Without it, the first `room ask` displays the manifest summary and asks for
confirmation before sending the prompt. Every answer is checked against the
accepted room manifest hash and the live CVM run signer. The default behavior
is fail-closed when the run attestation is missing or does not match the room.

Ask defaults are intentionally small: `--timeout 600`,
`--max-llm-calls 20`, `--max-tokens 100000`, and `--memory-mb 256`.
For dynamic scope/query/mediator rooms, use larger explicit budgets when the
scope agent needs to inspect, simulate, and verify the query agent.

If the service has billing enabled, invite-token room asks are charged to the
active `hmk_` tenant profile. Use `hmctl profile use NAME` or pass
`--profile NAME` before the command to choose which tenant API key pays. The data
owner does not pay for participant queries unless the owner is the caller.

## Trust Policy

Rooms have one deployment trust policy:

- `operator_updates`: trust the operator's governance process to approve
  enclave upgrades.
- `pinned`: trust only the exact compose hashes accepted at room creation.
- `owner_approved`: trust the room owner to maintain this room's compose-hash
  allowlist.

Update a room trust allowlist without changing the invite link:

```bash
hmctl room trust <room_id> --mode owner_approved --approve-live
```

Bulk cleanup is dry-run first. Keep current invite links explicitly:

```bash
hmctl room prune --name-prefix watch-history- --keep room_...
hmctl -y room prune --name-prefix watch-history- --keep room_... --no-dry-run
```

Production HTTPS clients require DCAP quote verification and TLS pinning by
default. `hmctl trust attest --reproduce` walks the source chain from the
attested compose hash to the registered compose source and any deterministic
deploy render hints.

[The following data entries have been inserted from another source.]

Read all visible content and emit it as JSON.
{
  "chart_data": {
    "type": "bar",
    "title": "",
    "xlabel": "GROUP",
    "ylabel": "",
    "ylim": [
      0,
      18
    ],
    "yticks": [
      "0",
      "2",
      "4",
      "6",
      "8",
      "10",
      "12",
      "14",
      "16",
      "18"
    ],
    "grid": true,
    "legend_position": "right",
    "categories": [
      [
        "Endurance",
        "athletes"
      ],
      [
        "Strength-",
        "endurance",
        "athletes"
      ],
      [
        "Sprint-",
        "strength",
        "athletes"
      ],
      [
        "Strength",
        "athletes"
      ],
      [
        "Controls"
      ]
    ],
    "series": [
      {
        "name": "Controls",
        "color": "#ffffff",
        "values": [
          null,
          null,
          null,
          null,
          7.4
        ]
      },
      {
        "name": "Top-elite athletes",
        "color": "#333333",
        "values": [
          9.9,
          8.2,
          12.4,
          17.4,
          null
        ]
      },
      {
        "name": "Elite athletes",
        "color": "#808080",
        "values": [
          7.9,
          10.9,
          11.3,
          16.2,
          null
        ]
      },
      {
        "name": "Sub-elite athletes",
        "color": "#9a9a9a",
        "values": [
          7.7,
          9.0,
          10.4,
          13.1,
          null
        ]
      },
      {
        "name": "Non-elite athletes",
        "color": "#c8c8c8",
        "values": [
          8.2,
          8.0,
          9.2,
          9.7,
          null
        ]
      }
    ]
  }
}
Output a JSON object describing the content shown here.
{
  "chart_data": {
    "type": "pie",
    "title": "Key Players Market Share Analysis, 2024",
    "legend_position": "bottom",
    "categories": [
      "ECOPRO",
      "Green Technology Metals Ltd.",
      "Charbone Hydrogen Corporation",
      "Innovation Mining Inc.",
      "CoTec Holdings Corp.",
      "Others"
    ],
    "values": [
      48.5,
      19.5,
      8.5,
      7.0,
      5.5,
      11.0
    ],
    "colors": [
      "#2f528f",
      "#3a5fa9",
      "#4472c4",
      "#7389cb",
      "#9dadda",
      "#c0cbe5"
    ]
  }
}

The global `--dangerously-skip-attestations` flag is an
explicit bypass for tenants or operators who choose not to perform client-side
attestation for a command.

## Public API

The public API is room-first:

```text
Room lifecycle
POST   /v1/rooms
GET    /v1/rooms
GET    /v1/rooms/{room_id}
GET    /v1/rooms/{room_id}/attest
GET    /v1/rooms/{room_id}/key
POST   /v1/rooms/{room_id}/open
POST   /v1/rooms/{room_id}/trust
DELETE /v1/rooms/{room_id}

Room contents and execution
POST /v1/rooms/{room_id}/data
GET  /v1/rooms/{room_id}/data
POST /v1/rooms/{room_id}/runs
POST /v1/rooms/{room_id}/query-agents

Agent inspection
POST /v1/room-agents
GET  /v1/room-agents
GET  /v1/room-agents/{agent_id}
GET  /v1/room-agents/{agent_id}/attest
GET  /v1/room-agents/{agent_id}/files
GET  /v1/room-agents/{agent_id}/files/{path}

Observation
GET /v1/runs
GET /v1/runs/{run_id}
GET /v1/runs/{run_id}/artifacts/{filename}
GET /v1/attestation

Billing/admin
POST /v1/signup
GET  /v1/billing
POST /v1/billing/credit-codes/redeem
GET  /v1/admin/billing
GET  /v1/admin/billing/ledger
GET  /v1/admin/billing/{tenant_id}
POST /v1/admin/billing/{tenant_id}/credits
GET  /v1/admin/credit-codes
POST /v1/admin/credit-codes
POST /v1/admin/credit-codes/{code_id}/revoke
GET  /v1/admin/billing/prices
POST /v1/admin/billing/prices
```

Lower-level SQL, token, and generic agent endpoints are internal
implementation details. New clients should use the room API only.